Creating a digital archive was something that sounded so beyond boring to me when it was first brought to my attention. It was even more boring when we had to rate and write about the poor digital archives. Particularly the ones that were so visually displeasing that made me want to rethink history. However creating our own digital archive and designing it the way that we want and felt would be pleasing to a certain audience gave it an entire new meaning to me.

The first thing that really caught my attention was map making. The site TimeMapper was simple to use and looked visually pleasing if given the effort. I enjoyed it so much I ultimately chose this to use for my final project. It was definitely time-consuming inputting so much information into a google spreadsheet and when you think you have enough information, you upload to the map and you realize you only have 5 points and the map says nothing.

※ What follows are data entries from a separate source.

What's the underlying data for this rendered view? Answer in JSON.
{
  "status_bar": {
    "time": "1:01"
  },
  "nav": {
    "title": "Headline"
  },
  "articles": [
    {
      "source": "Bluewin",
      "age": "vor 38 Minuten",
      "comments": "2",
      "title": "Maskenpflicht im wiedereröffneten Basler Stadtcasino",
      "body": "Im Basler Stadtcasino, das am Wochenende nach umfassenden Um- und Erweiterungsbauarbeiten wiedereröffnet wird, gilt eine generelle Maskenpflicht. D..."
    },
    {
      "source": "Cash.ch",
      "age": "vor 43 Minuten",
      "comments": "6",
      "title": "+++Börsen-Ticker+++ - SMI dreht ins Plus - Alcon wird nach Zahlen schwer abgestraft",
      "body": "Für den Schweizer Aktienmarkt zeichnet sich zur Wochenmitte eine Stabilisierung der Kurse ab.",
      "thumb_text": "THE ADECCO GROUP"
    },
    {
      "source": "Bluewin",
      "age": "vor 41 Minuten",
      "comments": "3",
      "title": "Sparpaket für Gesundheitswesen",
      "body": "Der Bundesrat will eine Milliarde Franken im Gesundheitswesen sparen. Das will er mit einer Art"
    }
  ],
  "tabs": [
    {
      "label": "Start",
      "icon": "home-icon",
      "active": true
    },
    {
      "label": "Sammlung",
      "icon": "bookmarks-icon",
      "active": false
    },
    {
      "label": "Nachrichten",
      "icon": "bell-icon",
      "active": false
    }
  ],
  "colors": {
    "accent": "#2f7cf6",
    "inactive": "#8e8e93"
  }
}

It was at this time working on the final project that I had to make some changes.

I chose to do my final project on Irish Immigration because that is what I was doing for my 301 paper. However, when applying my information and sources to a digital map, the map didn’t say anything and was meaningless. With a few brainstorming sessions and a couple of emails of feedback, I was able to come up with a stronger (not perfect) proposal. Once I got a more well-rounded topic and my map had meaning, it was much easier to get sources and input them. Eventually, I had a map that meant something. The completed map meant a lot to me because it produced a visual of what I learned in a history class that I haven’t felt since doing visual projects in grade school.

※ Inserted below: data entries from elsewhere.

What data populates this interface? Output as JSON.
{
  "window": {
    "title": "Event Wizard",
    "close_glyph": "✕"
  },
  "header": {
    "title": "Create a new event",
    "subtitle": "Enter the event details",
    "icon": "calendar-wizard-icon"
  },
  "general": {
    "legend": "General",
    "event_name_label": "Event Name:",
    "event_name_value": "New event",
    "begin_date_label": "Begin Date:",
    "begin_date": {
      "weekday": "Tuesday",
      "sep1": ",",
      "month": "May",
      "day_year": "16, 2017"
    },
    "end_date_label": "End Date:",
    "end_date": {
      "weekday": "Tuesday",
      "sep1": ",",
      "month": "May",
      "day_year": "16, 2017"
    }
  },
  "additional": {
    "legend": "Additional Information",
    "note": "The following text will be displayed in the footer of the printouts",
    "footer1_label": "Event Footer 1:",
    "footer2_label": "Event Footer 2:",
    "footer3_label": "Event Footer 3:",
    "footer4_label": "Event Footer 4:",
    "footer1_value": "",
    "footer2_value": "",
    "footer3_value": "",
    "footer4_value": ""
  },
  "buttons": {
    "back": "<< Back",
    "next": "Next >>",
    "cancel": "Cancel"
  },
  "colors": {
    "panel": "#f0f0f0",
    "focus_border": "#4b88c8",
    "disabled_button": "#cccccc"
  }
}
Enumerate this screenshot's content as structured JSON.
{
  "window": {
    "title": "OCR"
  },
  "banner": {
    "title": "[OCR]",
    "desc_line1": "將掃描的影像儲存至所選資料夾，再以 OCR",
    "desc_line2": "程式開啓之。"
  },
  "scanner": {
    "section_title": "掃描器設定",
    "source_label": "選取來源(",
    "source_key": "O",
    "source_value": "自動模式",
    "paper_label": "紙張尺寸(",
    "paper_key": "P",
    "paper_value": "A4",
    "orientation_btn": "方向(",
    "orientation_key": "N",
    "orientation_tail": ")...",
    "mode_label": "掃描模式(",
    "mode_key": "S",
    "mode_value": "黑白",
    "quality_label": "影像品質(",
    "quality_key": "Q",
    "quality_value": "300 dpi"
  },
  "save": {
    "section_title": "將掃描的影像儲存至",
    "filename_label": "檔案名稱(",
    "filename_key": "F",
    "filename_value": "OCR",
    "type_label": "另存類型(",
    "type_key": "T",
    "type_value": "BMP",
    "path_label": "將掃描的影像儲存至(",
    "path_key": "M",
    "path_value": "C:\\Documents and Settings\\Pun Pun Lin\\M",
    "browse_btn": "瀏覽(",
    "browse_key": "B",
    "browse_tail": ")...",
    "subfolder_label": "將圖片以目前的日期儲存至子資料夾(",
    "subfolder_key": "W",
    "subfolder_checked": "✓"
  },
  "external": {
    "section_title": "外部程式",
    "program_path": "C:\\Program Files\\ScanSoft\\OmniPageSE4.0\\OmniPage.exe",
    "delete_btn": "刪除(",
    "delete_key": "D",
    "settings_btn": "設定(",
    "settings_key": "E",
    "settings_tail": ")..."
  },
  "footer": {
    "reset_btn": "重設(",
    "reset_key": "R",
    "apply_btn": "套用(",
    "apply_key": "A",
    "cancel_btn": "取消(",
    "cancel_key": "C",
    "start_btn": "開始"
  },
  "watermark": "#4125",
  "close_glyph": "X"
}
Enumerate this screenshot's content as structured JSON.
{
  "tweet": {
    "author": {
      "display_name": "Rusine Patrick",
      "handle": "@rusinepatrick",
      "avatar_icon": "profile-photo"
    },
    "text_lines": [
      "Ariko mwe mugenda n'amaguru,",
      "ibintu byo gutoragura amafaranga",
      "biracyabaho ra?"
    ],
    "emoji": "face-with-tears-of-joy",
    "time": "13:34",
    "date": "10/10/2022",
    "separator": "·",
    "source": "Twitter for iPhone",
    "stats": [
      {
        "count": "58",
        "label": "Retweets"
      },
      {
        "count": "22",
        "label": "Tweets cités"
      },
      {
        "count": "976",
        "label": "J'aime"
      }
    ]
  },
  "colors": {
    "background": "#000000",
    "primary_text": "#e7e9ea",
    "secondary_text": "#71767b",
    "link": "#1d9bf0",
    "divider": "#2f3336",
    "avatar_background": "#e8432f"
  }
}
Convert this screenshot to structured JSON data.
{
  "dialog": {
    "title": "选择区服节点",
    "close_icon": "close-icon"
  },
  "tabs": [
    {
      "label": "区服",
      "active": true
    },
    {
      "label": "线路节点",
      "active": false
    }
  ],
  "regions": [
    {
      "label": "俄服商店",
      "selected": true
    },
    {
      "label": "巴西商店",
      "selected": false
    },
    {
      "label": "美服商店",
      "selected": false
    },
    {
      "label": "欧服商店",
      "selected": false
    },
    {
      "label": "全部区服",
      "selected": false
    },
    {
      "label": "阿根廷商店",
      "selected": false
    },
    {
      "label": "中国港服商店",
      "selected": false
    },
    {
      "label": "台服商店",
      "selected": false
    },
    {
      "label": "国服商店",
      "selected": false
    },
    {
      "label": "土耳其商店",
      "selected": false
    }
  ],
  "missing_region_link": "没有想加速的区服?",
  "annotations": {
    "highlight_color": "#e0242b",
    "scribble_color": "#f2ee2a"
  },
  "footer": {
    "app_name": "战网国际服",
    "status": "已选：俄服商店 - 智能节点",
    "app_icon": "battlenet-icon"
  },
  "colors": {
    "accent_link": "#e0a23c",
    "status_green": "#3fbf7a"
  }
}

This class made me a better historian by having me adjust to this new era of history interpretation. We now have millions of historical pieces of information at our fingertips with phones and computers. It is up to us as historians to create strong sources and archives so people have the best chance of understanding the past. This class has taught my multiple skills and concepts that I will be able to apply to future classes and eventually a teaching position.